The following figure is used by Currás (2010, p. 23) to illustrate the differences and similarities
between ontologies and thesauri. An analysis of the figure shows that the main difference lies in the
structure and the existing relationships among terms. Thesaurus terms are hierarchically arranged
whereas the arrangement of terms in ontologies take certain characteristics and properties of the
terms in consideration.
Hedden (2010, p. 12) explains that there can be any number of domain-specific types of relationship
pairs. The example she gives includes owns/belongs to; produces/is produced by, and has
members/is a member of. Currás (2010, p. 22) uses the MICROKOSMOS system as an example to
show how principal and subordinate classes are established:



Objects
o Physical order
o Mental order
o Social order
Events
o Physical order
o Mental order
o Social order
Properties
o Attributes (objects or events)
o Relationships (with each other)
The structure of ontologies is therefore aimed at providing an order and a relation of terms which
are based on certain characteristics and properties (Curras, 2010, p. 23).
Currás observed that ontologies are useful when they are applied to translation machines since they
serve as a nexus between the words of intervening languages in order to find similarities or
equivalencies. This view is supported by Hedden (2010, p. 14) when she observes that ontologies are
becoming very important in semantic search engine deployment in specialised industries.
TAXONOMIES
The concept “taxonomy” means the science of classifying things.
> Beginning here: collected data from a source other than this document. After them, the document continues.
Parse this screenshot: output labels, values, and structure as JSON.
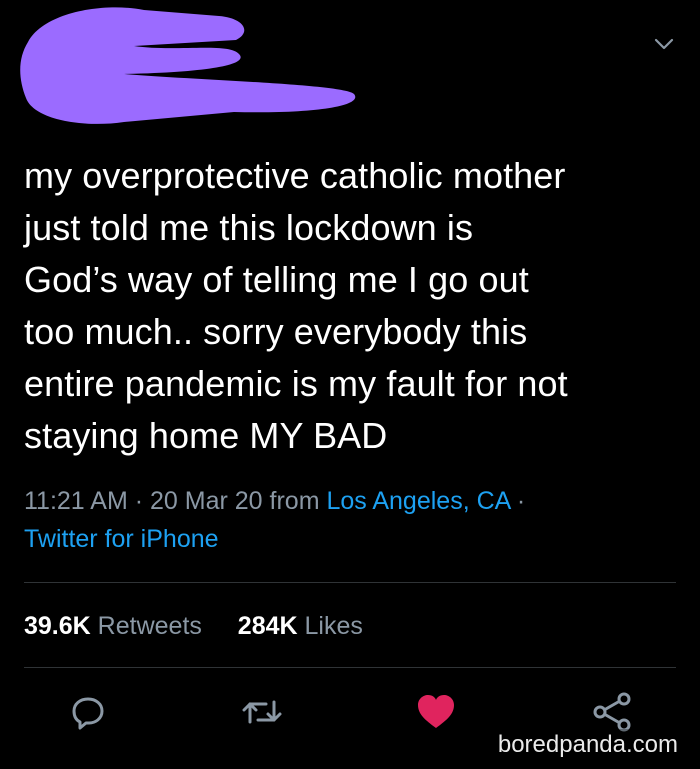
{
  "tweet": {
    "text": "my overprotective catholic mother\njust told me this lockdown is\nGod’s way of telling me I go out\ntoo much.. sorry everybody this\nentire pandemic is my fault for not\nstaying home MY BAD",
    "time": "11:21 AM",
    "date": "20 Mar 20",
    "from_prefix": "from",
    "location": "Los Angeles, CA",
    "source": "Twitter for iPhone",
    "sep": "·"
  },
  "stats": {
    "retweets_count": "39.6K",
    "retweets_label": "Retweets",
    "likes_count": "284K",
    "likes_label": "Likes"
  },
  "colors": {
    "background": "#000000",
    "text": "#ffffff",
    "muted": "#8b98a5",
    "link": "#1da1f2",
    "like": "#e0245e",
    "redaction": "#9b6bff"
  },
  "icons": {
    "menu": "chevron-down-icon",
    "reply": "reply-icon",
    "retweet": "retweet-icon",
    "like": "heart-icon",
    "share": "share-icon"
  },
  "watermark": "boredpanda.com"
}
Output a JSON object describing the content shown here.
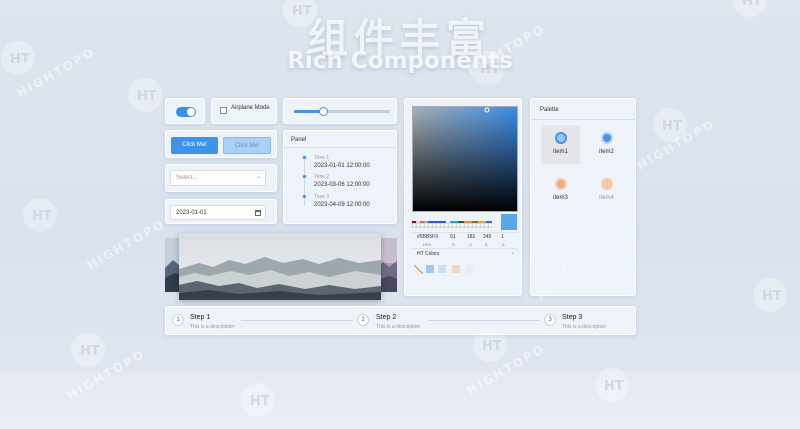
{
  "header": {
    "title_cn": "组件丰富",
    "title_en": "Rich Components"
  },
  "watermark": {
    "text": "HIGHTOPO",
    "logo_text": "HT"
  },
  "switch": {
    "on": true
  },
  "airplane_mode": {
    "label": "Airplane Mode",
    "checked": false
  },
  "slider": {
    "value": 0.3
  },
  "buttons": {
    "primary_label": "Click Me!",
    "secondary_label": "Click Me!"
  },
  "select": {
    "placeholder": "Select...",
    "chevron": "⌄"
  },
  "date_picker": {
    "value": "2023-01-01"
  },
  "panel": {
    "title": "Panel",
    "items": [
      {
        "label": "Time 1",
        "time": "2023-01-01 12:00:00"
      },
      {
        "label": "Time 2",
        "time": "2023-03-06 12:00:00"
      },
      {
        "label": "Time 3",
        "time": "2023-04-09 12:00:00"
      }
    ]
  },
  "color_picker": {
    "hex": "#5BB5F9",
    "r": "91",
    "g": "181",
    "b": "249",
    "a": "1",
    "hex_label": "HEX",
    "r_label": "R",
    "g_label": "G",
    "b_label": "B",
    "a_label": "A",
    "preset_label": "HT Colors",
    "chevron": "⌄",
    "swatches": [
      "#9fcaf0",
      "#c9def2",
      "#f0d7c8",
      "#e8ebf0",
      "#f2f3f5"
    ]
  },
  "palette": {
    "title": "Palette",
    "items": [
      {
        "label": "item1",
        "color": "#4a90e2",
        "selected": true
      },
      {
        "label": "item2",
        "color": "#4a90e2",
        "selected": false
      },
      {
        "label": "item3",
        "color": "#f0a070",
        "selected": false
      },
      {
        "label": "item4",
        "color": "#f4c7a8",
        "selected": false
      }
    ]
  },
  "steps": [
    {
      "number": "1",
      "title": "Step 1",
      "description": "This is a description"
    },
    {
      "number": "2",
      "title": "Step 2",
      "description": "This is a description"
    },
    {
      "number": "3",
      "title": "Step 3",
      "description": "This is a description"
    }
  ],
  "colors": {
    "accent": "#3d93ea",
    "card_bg": "#f0f4fa",
    "background": "#dde5ef"
  }
}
Hedden (2010, pp. 137-138)
explains that the concept was traditionally used for the classification of plants and animals, such as
the Linnaean classification system. However, it has lately become the preferred term for any
hierarchical classification or categorisation system. According to Hedden (2010, p. 138), the main
difference between a thesaurus and a taxonomy lies in the hierarchical relationships among terms.
For example, a given term in a thesaurus may or may not have a broader/narrower term relationship
with another term whereas all terms in taxonomies belong to a single large hierarchy that
encompasses all concepts of a certain class, category, or aspect. Furthermore, terms in a thesaurus
can have an equal relationship with other terms, e.g. dog breeds and cat breeds. Considering
taxonomies’ strict hierarchical structure, there can be no equal relationships in taxonomies.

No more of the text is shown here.